What is happening is not less than a sustained spiral retreat that calls for worry about the future of the industrial sector, which is still making the biggest contribution to the gross domestic product ahead of all other sectors, providing the highest share of exports and generating the most number of jobs.  

Jordanian industries are of small size because the local market is small. They depend heavily on imported raw material. Therefore, the value added in Jordan’s industry hardly reaches 30 per cent.

Is there a solution that the government can adopt in order to save industry? But before that, what are the major hurdles facing the sector and putting it under stress?

It is obvious that the local market is very limited, but even this small market is being overrun by industrial products imported from countries where industry is subsidised one way or another, such as Turkey and the Arab Gulf states, or from advanced industrial countries that enjoy unjustified facilities in entering the Jordanian market without restrictions.

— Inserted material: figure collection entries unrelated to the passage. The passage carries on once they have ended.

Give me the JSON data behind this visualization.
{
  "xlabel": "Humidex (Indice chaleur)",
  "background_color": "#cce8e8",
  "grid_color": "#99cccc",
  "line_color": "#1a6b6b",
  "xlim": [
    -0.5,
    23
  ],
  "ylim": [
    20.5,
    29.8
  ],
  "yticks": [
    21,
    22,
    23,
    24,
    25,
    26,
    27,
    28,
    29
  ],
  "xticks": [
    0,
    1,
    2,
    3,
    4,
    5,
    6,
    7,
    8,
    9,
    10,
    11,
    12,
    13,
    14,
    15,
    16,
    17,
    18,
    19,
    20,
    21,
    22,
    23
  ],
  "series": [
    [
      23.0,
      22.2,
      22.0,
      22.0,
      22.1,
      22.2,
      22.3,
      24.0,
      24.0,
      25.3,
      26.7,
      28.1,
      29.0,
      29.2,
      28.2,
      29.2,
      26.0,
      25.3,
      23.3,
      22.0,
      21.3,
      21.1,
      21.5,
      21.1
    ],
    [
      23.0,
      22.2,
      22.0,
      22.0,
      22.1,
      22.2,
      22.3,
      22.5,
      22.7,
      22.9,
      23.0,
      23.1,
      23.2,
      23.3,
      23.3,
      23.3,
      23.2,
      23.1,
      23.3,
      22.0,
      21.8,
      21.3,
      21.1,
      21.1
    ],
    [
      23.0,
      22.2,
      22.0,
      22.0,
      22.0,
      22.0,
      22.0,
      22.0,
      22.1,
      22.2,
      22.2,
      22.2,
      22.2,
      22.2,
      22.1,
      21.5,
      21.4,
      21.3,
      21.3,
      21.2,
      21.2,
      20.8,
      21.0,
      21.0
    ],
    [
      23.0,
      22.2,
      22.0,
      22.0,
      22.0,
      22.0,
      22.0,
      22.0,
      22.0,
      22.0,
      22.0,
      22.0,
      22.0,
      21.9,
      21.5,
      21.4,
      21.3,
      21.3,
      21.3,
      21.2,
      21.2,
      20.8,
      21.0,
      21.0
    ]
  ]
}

Jordan plays the role of the loser in all free trade agreements reached with advanced countries. Local industries are still in the infant stage and not ready to meet the fierce competition and benefit from the mutual opening up of markets.

Jordan’s industry is unable to face foreign competition in its own market, let alone competition in the markets of America, Europe and the Far East, which swept the small local market with their high quality and moderately priced products made possible by high technology and large-scale production that reduces the cost.

If the survival of the national industry is to be attained and for the sector to grow, it needs some sort of protection and a review of the haphazard free trade agreements Jordan was too eager to sign with the economies of advanced countries with large-scale industries that are superior in size, quality, and price. 

Our officials signed many free trade agreements under the light of television cameras to the detriment of national industry. The result is obvious.